The sky unscarred by a single contrail is as blue as I’ve ever seen it. A hawk spirals higher and higher, unthreading gravity’s screw.
It’s warm in the sun, though the air is cold. A red-tailed hawk comes in fast and low toward the feeder, pulls up, circles, and flies off.
Sun through thin clouds—dim as a lizard’s third eye. A red-tailed hawk drifts past without flapping.
Cold and gloomy, but the yard seethes with birds: juncos, cardinals, wren. A hundred yards away, a hawk sits on a limb, bedeviled by crows.
New snow blown about by a bitter wind. A red-tailed hawk struggles to gain altitude, mocked by a blue jay doing its best hawk scream.
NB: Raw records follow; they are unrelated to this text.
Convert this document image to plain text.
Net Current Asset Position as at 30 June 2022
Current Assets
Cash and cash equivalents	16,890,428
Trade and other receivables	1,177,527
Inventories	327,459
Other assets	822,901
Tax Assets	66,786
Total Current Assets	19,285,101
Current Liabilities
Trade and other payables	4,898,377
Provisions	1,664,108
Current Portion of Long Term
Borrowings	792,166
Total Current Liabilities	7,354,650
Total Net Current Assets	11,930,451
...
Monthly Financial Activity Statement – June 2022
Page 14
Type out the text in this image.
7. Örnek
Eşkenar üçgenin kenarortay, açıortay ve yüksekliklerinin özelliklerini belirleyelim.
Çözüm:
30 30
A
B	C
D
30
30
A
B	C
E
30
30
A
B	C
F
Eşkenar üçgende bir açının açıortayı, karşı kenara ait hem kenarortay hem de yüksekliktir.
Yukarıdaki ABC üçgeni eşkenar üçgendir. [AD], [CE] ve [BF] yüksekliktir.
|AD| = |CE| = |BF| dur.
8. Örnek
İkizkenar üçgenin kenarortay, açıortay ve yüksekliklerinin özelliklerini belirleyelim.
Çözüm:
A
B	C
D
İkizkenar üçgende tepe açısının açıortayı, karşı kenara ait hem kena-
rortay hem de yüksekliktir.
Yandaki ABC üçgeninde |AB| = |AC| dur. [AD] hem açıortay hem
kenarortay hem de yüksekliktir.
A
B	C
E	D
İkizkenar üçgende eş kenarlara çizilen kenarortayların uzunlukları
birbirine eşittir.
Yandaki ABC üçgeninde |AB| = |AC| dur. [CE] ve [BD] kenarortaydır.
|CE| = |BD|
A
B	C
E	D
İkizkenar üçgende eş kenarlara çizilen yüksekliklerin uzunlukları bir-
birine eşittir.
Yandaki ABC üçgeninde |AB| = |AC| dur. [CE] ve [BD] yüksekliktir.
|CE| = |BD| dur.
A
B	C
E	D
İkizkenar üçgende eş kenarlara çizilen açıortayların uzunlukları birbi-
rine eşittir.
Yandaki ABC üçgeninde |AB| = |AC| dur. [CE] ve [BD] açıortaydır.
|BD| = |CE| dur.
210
Low and heavy clouds. A red-tailed hawk circling over the field flaps to gain altitude, ignored by a wind-buffeted flock of crows.
Sun floods the treetops. A red-tailed hawk glides in and lands with a thump. In the dark lilac, a tiny winter wren bustles about.
A red-tailed hawk flies just inside the woods’ edge, past the birches with their catkins and the rambling old lilac just coming into bloom.
A hawk glides north along the ridge, a dark eyebrow sliding over the gray sky. Behind and below my chair, something is gnawing at the house.